Большая вода (Чинго) - страница 40

Потом, бегая так друг за другом, они добрались до другой деревни, пошли в город, его видели на берегу у большой воды, он часами бродил там с песиком, играя с волнами, его отвели в какой-то дом…

В тот вечер мы не слышали звона, звавшего нас строиться. Никто не хотел уйти, оставить дядю Лентена одного. В тот вечер, будь я проклят, и последний трус мог выдержать любое наказание.

— Что с вами, черти окаянные? — как ненормальный кричал дежурный воспитатель. — Построитесь вы или нет, всех накажу, останетесь без ужина!

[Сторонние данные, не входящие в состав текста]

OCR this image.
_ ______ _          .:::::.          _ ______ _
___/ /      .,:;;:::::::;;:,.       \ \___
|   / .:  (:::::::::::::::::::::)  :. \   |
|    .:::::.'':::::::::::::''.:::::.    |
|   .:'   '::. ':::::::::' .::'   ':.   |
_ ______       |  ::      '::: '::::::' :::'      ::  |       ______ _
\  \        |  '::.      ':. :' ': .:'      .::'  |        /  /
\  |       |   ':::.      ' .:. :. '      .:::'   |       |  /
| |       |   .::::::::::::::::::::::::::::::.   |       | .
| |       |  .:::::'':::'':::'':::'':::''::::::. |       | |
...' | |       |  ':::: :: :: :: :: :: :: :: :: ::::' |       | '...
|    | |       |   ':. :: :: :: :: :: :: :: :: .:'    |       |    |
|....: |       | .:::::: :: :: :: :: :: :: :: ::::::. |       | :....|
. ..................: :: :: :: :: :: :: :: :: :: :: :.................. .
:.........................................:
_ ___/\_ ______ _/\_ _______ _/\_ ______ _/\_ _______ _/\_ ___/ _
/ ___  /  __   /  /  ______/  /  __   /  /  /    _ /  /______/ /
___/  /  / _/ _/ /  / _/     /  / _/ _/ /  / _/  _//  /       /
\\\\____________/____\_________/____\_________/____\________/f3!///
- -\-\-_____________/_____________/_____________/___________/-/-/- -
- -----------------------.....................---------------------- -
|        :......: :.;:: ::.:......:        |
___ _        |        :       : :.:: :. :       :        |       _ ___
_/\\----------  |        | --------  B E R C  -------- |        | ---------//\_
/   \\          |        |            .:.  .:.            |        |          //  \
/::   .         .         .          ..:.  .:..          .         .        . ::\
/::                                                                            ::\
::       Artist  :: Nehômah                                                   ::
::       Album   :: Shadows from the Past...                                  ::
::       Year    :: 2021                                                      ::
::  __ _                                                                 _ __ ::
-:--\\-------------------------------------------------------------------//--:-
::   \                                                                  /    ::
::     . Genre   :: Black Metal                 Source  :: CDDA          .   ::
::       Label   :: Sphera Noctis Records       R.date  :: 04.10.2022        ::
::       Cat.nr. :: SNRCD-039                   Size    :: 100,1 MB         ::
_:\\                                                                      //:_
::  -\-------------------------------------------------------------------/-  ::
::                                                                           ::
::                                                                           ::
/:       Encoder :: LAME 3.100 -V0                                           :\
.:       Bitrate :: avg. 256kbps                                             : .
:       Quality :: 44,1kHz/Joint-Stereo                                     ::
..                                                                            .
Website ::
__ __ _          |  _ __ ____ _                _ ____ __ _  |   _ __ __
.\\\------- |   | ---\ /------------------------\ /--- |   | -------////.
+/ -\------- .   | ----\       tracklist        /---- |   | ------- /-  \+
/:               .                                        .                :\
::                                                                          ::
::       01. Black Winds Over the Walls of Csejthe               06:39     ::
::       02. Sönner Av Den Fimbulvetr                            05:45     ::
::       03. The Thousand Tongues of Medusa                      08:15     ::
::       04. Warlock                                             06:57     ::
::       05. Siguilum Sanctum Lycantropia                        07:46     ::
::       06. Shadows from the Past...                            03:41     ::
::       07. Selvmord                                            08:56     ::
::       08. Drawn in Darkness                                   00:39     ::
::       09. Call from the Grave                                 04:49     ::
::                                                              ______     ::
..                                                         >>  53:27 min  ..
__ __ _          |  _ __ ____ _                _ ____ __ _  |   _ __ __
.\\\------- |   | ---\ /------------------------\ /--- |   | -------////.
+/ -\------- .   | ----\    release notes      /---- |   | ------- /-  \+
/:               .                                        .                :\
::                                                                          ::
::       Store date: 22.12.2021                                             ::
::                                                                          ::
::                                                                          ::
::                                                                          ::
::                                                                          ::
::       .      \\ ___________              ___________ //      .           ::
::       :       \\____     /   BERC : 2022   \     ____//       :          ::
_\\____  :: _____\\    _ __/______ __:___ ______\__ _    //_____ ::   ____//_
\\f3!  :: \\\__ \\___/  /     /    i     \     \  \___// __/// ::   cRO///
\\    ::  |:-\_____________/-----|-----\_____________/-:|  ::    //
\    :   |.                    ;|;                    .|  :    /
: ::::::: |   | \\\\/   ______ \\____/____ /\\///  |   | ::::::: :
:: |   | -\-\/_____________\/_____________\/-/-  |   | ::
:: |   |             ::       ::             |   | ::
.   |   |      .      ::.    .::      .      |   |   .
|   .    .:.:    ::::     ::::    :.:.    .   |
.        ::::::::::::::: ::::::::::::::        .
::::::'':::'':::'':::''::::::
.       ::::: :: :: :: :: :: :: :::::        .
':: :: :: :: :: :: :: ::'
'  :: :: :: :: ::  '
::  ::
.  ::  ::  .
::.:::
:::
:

Он мог звать нас всю ночь, как будто этому глупцу больше делать нечего, он был слеп, не видел. Клянусь, нас уже не было в доме. Мы были далеко, очень далеко, в пути. Мы шли через поля, через деревни, через пещеры, через снег, через воды, через неизвестные города и села, через все дома, везде, где прошел этот человек. Будь я проклят, везде мы были с ним, вместе. Нас сек черный дождь, нас жгло беспощадное солнце, мы пробивались через страшные снежные бури, нет, ничто не могло сбить нас с пути, отделить нас от этого человека. Всюду, где бы нам ни повстречались люди, знакомые и незнакомые, добрые и злые, всем мы называли имя матери, имя отца, имена сестер и братьев, наши тайные отметины. О, Господи, может быть, у них теперь другие имена, другие отметины, может, они теперь венгры, русские, поляки, французы, чехи, немцы, мы рассказывали им прекрасный сон о родном крае, неужели не помните, где он, там есть вершина, над которой утром восходит солнце, потом речушка, отсюда она становится рекой, дальше пролегает лес, серебряный, золотой лес, и небо над ним такое же, неужели не помните… А может, наоборот, мы все вместе в одном доме, в одной комнате, будь я проклят, может, Методия Гришковски и есть твой брат, этот выродок, нет, это невозможно… Клянусь, мы не узнавали своих сестер и братьев, о, мы должны разыскать их, ничто не собьет нас с этого пути.

— Всех запру в подвале, — бесновалась Оливера Срезоска, заместитель директора.

Никто не встал, все были сыты по горло. Переполненные чувствами, как слепые, мы разбрелись потом кто куда по двору и спальням. Места себе не находили, то поднимались в комнаты, то выходили, клянусь, мы шли вместе с тем человеком.

В ту же ночь дядя Лентен исчез. Было позднее лето, может, уже осень, птицы улетали, точно не знал никто. Клянусь, все дети были с дядей Лентеном, больше всего нам хотелось, чтобы он вернулся. Вернулся еще раз вместе с сыном и, если он хочет, может больше никогда не приходить в дом. Будь я проклят, каждое утро только проснешься, глядь, все дети, как зайцы, навострили уши, не возвратился ли дядя Лентен, слышится звук приближающейся телеги и манит, все думают, опять вернулся, и очертя голову бросаются во двор. Не одетые, не обутые. Сердце едва выдерживает, пока открываются проклятые ворота, и все ждут, хоть уже знают, что это не он. Так продолжалось века.